Incluso cuando parece que todo está perdido, merece la pena plantearse la recuperación de datos si no tienes un respaldo reciente. Eso sí, cuanto menos uses el disco dañado antes de ejecutar estas herramientas, más probabilidades tendrás de rescatar información, porque se reduce el riesgo de que nuevos datos sobrescriban sectores que contenían archivos borrados.

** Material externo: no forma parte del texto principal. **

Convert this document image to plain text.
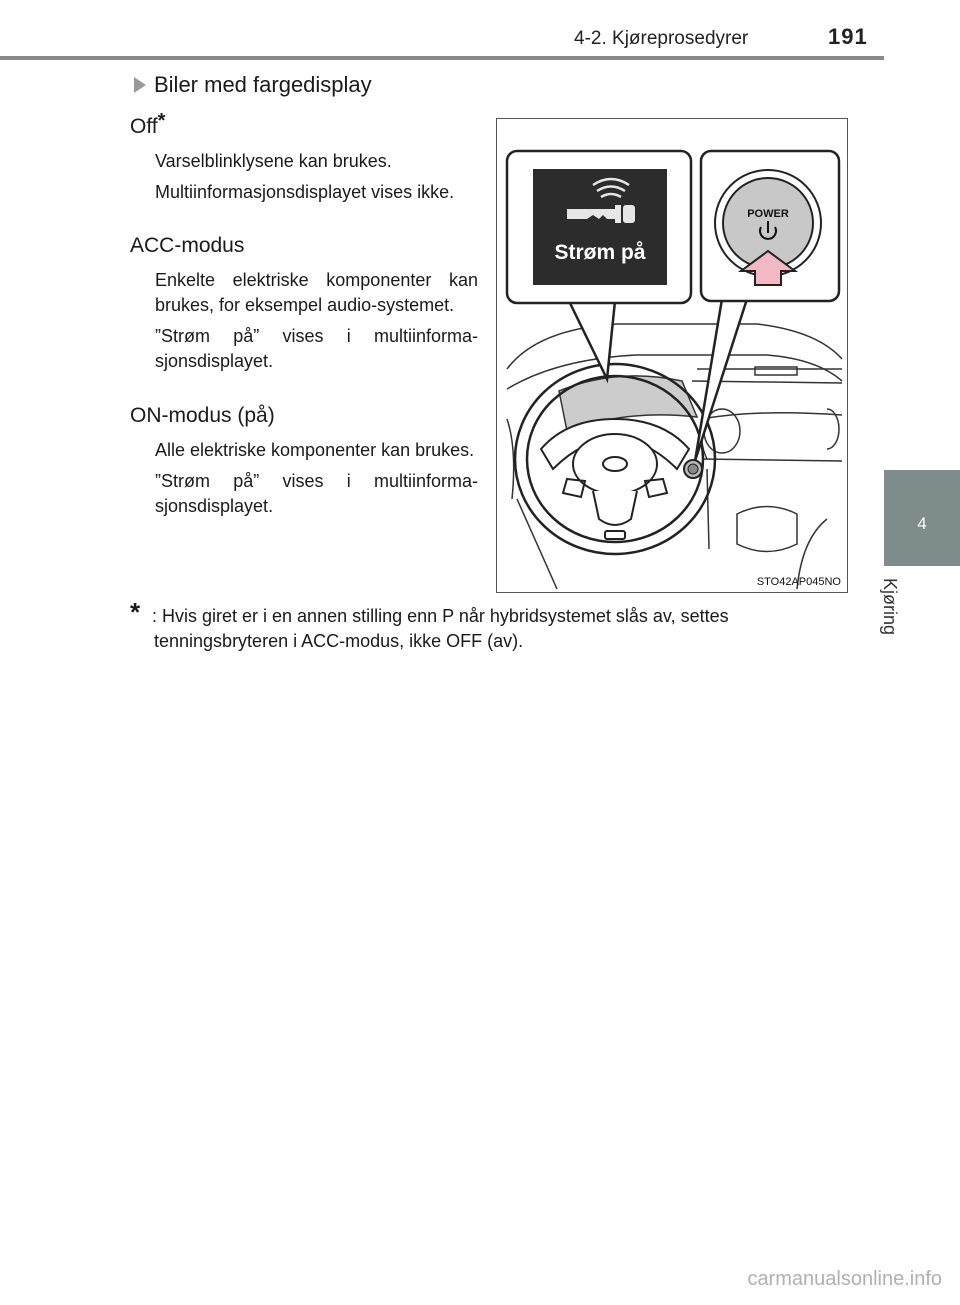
4-2. Kjøreprosedyrer	191
4
Kjøring
Biler med fargedisplay
Off*
Varselblinklysene kan brukes.
Multiinformasjonsdisplayet vises ikke.
ACC-modus
Enkelte elektriske komponenter kan brukes, for eksempel audio-systemet.
”Strøm på” vises i multiinforma-sjonsdisplayet.
ON-modus (på)
Alle elektriske komponenter kan brukes.
”Strøm på” vises i multiinforma-sjonsdisplayet.
Strøm på
POWER
STO42AP045NO
* : Hvis giret er i en annen stilling enn P når hybridsystemet slås av, settes
tenningsbryteren i ACC-modus, ikke OFF (av).
carmanualsonline.info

Dominar las opciones de recuperación de macOS te da un control enorme sobre el estado de tu Mac: saber cómo entrar al modo de recuperación según el tipo de chip, qué utilidad usar en cada caso, cuándo formatear y cuándo no, y cómo apoyarte en copias de seguridad o herramientas de rescate de datos marca la diferencia entre un susto puntual y un desastre total; dedicar unos minutos a familiarizarte con estos procesos te permitirá reaccionar con calma cuando el equipo falle en el peor momento y mantener tus archivos y tu sistema mucho más a salvo.